Aldh1-expressing cells are distinct from Notch-responsive cells. (A, A′, B and B′) Notch responsive cells (Tp1:mCherry; white arrows) also express 2F11 at 20 (A and A′) and 25 dpf (B and B′). (C, C′, D and D′) Cells co-expressing Tp1:eGFP and 2F11^pos are proliferative (white arrows). (E) At 20 dpf, Aldh1^pos cells (blue arrows) are a distinct from Notch-responsive cells (red arrows), but are sometimes localized adjacent to Notch-responsive cells in the ductal epithelium. All images acquired from fish at 20-25dpf.

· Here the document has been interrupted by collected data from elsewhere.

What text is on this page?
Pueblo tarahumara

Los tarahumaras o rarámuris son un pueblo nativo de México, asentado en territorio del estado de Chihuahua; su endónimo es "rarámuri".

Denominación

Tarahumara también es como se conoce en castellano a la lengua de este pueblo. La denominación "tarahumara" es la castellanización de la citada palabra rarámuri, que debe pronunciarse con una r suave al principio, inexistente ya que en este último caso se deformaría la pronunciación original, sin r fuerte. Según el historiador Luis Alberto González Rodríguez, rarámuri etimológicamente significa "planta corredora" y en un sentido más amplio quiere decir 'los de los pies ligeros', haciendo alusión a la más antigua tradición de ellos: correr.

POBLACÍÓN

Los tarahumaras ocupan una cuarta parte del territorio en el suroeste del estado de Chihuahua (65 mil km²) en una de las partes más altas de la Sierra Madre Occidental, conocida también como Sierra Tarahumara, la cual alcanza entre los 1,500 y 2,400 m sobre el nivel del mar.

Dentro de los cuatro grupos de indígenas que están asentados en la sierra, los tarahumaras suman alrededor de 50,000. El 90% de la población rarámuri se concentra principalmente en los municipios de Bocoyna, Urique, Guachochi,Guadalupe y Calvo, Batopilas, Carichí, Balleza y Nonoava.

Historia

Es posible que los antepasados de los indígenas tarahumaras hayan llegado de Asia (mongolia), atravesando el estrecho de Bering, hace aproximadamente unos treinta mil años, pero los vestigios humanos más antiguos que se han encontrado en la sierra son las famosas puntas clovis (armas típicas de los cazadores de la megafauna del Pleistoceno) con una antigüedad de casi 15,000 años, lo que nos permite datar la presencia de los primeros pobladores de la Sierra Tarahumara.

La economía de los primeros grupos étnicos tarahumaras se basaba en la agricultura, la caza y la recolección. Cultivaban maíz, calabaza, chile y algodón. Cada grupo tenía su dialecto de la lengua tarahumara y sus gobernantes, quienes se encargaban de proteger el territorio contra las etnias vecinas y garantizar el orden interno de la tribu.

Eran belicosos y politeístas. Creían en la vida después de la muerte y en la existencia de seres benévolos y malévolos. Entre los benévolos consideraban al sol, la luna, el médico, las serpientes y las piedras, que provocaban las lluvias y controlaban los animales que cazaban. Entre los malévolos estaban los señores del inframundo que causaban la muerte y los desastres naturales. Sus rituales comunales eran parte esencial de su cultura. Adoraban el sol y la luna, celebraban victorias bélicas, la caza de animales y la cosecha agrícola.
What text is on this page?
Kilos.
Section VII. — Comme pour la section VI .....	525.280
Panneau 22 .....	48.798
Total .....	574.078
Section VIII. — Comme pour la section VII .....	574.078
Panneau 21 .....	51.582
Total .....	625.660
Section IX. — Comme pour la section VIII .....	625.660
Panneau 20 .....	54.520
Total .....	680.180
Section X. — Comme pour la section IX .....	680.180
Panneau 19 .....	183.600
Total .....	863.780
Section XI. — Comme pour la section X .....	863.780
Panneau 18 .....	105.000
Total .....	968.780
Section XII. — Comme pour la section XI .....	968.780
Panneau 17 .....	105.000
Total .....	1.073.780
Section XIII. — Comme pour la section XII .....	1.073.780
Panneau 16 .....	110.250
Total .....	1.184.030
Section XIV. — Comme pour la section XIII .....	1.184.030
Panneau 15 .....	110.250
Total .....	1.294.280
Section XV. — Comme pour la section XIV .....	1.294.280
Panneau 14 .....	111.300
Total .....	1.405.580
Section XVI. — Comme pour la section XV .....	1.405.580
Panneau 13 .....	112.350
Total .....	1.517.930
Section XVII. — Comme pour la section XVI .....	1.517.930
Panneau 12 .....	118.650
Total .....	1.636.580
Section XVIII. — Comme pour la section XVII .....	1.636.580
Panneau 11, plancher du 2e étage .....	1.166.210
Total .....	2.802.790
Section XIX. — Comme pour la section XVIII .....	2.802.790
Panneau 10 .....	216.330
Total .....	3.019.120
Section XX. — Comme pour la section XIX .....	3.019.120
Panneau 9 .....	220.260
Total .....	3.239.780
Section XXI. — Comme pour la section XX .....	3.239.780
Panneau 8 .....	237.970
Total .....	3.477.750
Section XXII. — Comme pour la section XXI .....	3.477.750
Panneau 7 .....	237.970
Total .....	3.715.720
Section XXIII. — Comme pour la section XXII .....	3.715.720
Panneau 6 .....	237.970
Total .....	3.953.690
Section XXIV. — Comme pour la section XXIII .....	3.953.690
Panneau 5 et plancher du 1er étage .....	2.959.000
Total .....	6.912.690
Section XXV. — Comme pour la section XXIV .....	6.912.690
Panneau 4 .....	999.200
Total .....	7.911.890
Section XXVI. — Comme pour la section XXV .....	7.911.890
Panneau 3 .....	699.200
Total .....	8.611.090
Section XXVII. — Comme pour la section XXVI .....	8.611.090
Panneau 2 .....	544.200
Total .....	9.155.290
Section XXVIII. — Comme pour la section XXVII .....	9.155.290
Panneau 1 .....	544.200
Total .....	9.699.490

Aldh1-expressing cells and Notch-responsive cells represent distinct cell types in adult zebrafish pancreas. (A-D) FACS sorting was performed on single cells isolated from adult pancreas of wild type (A and B) or Tp1:eGFP (C and D) fish. Wild-type cells were labeled with Aldefluor and then FACS sorted, while cells from Tp1:eGFP fish were sorted for eGFP. Sorted populations were then subjected to cytospin and immunofluorescent labeling for Aldh1. In the case of cells from Tp1:eGFP fish, labeling was also performed for eGFP. Note that Aldh1 protein is detected in Aldefluor^pos but not Tp1:eGFP^pos cells, while eGFP is detected in Tp1:eGFP^pos but not Aldefluor^pos cells. Arrows in (C) indicate low-abundance Aldh1-sorted cells present in Tp1:eGFP^neg but not Tp1:eGFP^pos cell fraction. E, RT-PCR analysis of gene expression in FACS sorting populations. Positive and negative populations of cells sorted for either Aldh1 activity or Tp1:eGFP expression displayed differential expression of aldh1a2, prom1, and sca1, with contrasting patterns of enrichment in Aldefluor^pos vs. Aldefluor^neg and Tp1:eGFP^pos vs. Tp1:eGFP^neg cell fractions, further documenting the non-overlapping nature of Aldh1-expressing and Notch-responsive progenitor cells. Note that both populations are depleted of transcripts encoding differentiated endocrine (insulin), acinar (elastase1) and ductal (krt18) markers.